= Merle Aiko Okawara =

Japanese-American businesswoman

Merle Aiko Okawara (November 15, 1941-) is a Japanese American businesswoman. She has worked at the top of major companies like JC Foods, Avon Products, and eBay.

== Early life and education ==
Okawara was born Merle Higa on November 15, 1941, in Honolulu, Hawaii. Her father, Yetsuo Higa, was a businessman known for bringing Pepsi to Japan. Ernest Higa is her brother. She attended Punahou School, and when she was 15 years old she and her family moved to Japan.
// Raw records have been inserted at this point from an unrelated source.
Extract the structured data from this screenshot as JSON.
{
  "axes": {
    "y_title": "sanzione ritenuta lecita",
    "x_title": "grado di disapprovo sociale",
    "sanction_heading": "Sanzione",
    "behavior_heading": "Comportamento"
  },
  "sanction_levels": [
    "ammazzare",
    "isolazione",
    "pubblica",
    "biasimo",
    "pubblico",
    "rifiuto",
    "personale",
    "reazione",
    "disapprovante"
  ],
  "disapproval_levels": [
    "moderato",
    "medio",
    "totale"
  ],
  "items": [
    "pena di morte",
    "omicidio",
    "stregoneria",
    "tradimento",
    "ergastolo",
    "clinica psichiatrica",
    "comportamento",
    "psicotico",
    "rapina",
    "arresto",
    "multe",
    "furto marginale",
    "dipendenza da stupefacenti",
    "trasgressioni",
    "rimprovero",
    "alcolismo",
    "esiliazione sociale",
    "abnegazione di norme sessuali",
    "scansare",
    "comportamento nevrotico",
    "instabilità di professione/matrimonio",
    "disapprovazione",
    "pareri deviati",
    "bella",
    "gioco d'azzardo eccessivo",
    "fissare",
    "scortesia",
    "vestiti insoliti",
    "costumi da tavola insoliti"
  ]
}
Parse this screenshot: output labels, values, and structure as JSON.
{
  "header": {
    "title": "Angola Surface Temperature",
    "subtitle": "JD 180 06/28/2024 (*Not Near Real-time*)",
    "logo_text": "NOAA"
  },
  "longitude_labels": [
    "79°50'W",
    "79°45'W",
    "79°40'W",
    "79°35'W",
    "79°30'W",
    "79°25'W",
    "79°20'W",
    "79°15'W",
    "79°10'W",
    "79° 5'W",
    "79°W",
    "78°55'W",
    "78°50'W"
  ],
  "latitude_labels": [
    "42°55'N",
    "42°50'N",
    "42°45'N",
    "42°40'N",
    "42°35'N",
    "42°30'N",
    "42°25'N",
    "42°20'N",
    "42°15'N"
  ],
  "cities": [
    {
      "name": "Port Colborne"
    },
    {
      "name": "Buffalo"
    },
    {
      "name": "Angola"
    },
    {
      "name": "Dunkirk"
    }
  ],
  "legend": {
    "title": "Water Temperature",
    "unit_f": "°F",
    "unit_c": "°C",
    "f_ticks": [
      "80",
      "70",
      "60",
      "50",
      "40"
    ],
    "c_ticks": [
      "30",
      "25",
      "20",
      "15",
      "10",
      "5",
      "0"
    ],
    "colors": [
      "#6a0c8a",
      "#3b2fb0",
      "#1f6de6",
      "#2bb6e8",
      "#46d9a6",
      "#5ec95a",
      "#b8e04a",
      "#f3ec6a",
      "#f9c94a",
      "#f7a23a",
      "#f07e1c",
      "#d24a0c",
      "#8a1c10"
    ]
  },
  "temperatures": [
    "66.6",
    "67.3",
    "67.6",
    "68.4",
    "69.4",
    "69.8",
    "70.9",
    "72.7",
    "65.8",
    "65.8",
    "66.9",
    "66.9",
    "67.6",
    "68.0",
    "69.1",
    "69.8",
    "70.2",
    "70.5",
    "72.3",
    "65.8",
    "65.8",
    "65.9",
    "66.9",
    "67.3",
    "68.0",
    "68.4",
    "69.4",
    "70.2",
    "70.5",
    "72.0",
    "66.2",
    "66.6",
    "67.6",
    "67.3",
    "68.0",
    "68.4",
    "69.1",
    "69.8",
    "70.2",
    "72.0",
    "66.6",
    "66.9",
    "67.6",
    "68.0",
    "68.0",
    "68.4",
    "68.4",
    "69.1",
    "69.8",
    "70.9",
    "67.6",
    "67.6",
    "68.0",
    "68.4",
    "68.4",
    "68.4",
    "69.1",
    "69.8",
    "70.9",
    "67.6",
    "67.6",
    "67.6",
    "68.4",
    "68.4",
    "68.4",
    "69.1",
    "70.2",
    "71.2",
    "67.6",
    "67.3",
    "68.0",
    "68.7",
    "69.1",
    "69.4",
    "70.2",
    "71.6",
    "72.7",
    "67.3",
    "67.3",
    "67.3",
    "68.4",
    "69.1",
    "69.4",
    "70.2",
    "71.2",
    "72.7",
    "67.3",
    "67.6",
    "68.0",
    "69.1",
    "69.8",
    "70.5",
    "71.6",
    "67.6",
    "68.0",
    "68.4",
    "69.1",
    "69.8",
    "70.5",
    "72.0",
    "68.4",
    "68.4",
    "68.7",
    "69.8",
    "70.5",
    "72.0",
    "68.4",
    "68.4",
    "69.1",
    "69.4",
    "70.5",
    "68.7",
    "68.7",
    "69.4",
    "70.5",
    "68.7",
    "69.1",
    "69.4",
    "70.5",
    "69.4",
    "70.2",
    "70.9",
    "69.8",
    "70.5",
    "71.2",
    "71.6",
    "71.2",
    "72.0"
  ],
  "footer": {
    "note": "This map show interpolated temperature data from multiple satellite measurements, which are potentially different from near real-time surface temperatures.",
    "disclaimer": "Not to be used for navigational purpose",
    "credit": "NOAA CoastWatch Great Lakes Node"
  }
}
She returned to the United States to attend Northwestern University, then went to Europe to study law at the University of Geneva.

== Career ==
After graduating from the University of Geneva in 1964, Okawara returned to Japan and worked as an interpreter in French and English (her Japanese wasn't very strong at the time). She had difficulty finding work as a lawyer, so she entered business. Her father and a Californian businessman were working to bring pizza to Japan, but Higa gave Merle the business for a year. The business steadily grew as Japanese people became more familiar with Western foods. She got supermarket chains to sell pizza in their stores, and in 1970 she got pizza added to Royal Host's menu. During her time at JC Foods, she successfully grew the business to include six factories in multiple prefectures. The company was also the first to be publicly listed by a woman in Japan.

Okawara became the chairwoman of JC Foods, a director at Avon Products, and the president of several other food companies. She also served as the CEO of eBay's Japanese branch. She sits on the board of directors for several organizations and is also part of the business advisory council of UNOPS. She also won several awards.